Helvetica. Produced and directed by Gary Hustwit.

By Julie Mason (julie.mason@parker.com), Parker Hannifin Corporation

Your friends just might not get it. “Why,” they might ask, looking at you more than a bit dubiously, “are you going to see a movie about a font?” And then, as though it would somehow be more excusable during the week, “On a Saturday??”

While it is true that the idea of a feature-length film starring a typeface is a bit unusual, Helvetica is not just any typeface — for fifty years, it has been the defining visual feature of scores of corporations, governments, and organizations around the world. Today already, says director Gary Hustwit, you have probably seen it several times as it “told you which subway platform you needed, or tried to sell you investment services or vacation getaways in the ads in your morning paper.”

Shot on location throughout the United States and Europe, this beautifully crafted high-definition film highlights Helvetica's impact on urban spaces. The film also features a delightful array of interviews with some of the most recognized names in the world of design. Regardless of whether they love or hate it, the designers give the typeface a lot of credit: it is either most perfect sans-serif typeface possible or the most boring typeface in the world; it either has a calming and unifying effect or it is a cause of both the Vietnam and Iraq wars.

The Cleveland Institute of Art Cinematheque presented Helvetica last month to an audience of several hundred typophiles, ranging from art students to retirees to our group of technical writers. After the showing, Cleveland native Michael Bierut, an award-winning graphic designer and former president of AIGA, gave a brief talk on his comical interview in Helvetica, the making of the film, and his former work with design great Massimo Vignelli.

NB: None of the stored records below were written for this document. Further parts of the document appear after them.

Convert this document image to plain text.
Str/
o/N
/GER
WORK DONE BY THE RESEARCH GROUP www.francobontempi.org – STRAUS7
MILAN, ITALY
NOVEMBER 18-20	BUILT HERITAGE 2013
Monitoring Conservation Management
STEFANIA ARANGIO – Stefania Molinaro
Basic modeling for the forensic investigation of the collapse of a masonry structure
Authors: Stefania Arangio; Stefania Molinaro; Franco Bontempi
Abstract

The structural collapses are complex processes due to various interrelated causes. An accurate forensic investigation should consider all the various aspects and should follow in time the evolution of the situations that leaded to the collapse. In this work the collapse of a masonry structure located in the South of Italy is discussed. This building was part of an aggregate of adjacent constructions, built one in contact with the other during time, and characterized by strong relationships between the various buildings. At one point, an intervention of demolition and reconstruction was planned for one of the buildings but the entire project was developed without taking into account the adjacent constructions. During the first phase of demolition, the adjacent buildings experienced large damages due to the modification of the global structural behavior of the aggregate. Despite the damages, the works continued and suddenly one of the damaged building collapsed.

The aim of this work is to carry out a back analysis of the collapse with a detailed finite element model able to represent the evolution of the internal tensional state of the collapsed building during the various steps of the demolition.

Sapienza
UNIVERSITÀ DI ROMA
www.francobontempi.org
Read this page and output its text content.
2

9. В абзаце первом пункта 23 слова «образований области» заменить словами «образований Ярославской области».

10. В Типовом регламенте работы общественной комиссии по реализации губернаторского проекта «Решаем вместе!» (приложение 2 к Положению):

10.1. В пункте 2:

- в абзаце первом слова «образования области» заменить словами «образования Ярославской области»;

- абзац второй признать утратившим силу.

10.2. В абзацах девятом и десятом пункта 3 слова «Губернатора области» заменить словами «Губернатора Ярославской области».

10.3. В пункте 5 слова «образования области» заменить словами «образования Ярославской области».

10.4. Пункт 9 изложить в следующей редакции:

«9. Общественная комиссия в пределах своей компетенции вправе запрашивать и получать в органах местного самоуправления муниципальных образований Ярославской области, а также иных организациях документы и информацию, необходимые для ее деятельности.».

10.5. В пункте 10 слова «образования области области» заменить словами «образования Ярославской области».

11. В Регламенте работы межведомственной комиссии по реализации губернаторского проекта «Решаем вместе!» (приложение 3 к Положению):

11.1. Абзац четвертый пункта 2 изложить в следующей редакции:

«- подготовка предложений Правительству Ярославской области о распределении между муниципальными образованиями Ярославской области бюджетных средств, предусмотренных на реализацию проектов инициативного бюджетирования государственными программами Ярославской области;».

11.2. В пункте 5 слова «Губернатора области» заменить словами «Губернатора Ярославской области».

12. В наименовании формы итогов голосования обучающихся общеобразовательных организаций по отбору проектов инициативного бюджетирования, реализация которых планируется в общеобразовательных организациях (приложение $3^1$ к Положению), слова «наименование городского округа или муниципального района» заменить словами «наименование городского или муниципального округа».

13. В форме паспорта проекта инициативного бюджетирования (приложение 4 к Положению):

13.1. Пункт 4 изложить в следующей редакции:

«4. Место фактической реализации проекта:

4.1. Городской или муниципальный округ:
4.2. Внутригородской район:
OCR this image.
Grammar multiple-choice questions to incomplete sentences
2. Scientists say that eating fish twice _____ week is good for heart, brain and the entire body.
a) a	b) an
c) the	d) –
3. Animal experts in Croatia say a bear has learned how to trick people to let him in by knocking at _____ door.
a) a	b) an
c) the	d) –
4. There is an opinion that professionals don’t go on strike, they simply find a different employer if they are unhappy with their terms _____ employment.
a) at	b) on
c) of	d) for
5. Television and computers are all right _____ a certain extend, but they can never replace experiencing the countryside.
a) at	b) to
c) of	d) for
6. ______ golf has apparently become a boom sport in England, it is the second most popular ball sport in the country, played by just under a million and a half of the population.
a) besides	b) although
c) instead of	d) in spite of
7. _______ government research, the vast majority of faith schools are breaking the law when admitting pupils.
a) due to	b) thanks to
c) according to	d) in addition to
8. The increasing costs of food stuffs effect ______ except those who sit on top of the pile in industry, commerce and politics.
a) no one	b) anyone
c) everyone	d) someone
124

You haven’'t missed your chance to celebrate the 50th birthday of the world-famous typeface: Helvetica will return to Cleveland for an encore screening on October 6 at the Cleveland Institute of Art Cinematheque. You can visit www.helveticafilm.com to find more worldwide showings, and to pre-order the DVD ($20), which will be released November 6.

About the Typeface (from www.helveticafilm.com)

“Helvetica was developed by Max Miedinger with Eduard Hoffmann in 1957 for the Haas Type Foundry in Münchenstein, Switzerland. In the late 1950s, the European design world saw a revival of older sans-serif typefaces such as the German face Akzidenz Grotesk. Haas' director Hoffmann commissioned Miedinger, a former employee and freelance designer, to draw an updated sans-serif typeface to add to their line. The result was called Neue Haas Grotesk, but its name was later changed to Helvetica, derived from Helvetia, the Latin name for Switzerland, when Haas' German parent companies Stempel and Linotype began marketing the font internationally in 1961.

“Introduced amidst a wave of popularity of Swiss design, and fueled by advertising agencies selling this new design style to their clients, Helvetica quickly appeared in corporate logos, signage for transportation systems, fine art prints, and myriad other uses worldwide. Inclusion of the font in home computer systems such as the Apple Macintosh in 1984 only further cemented its ubiquity.”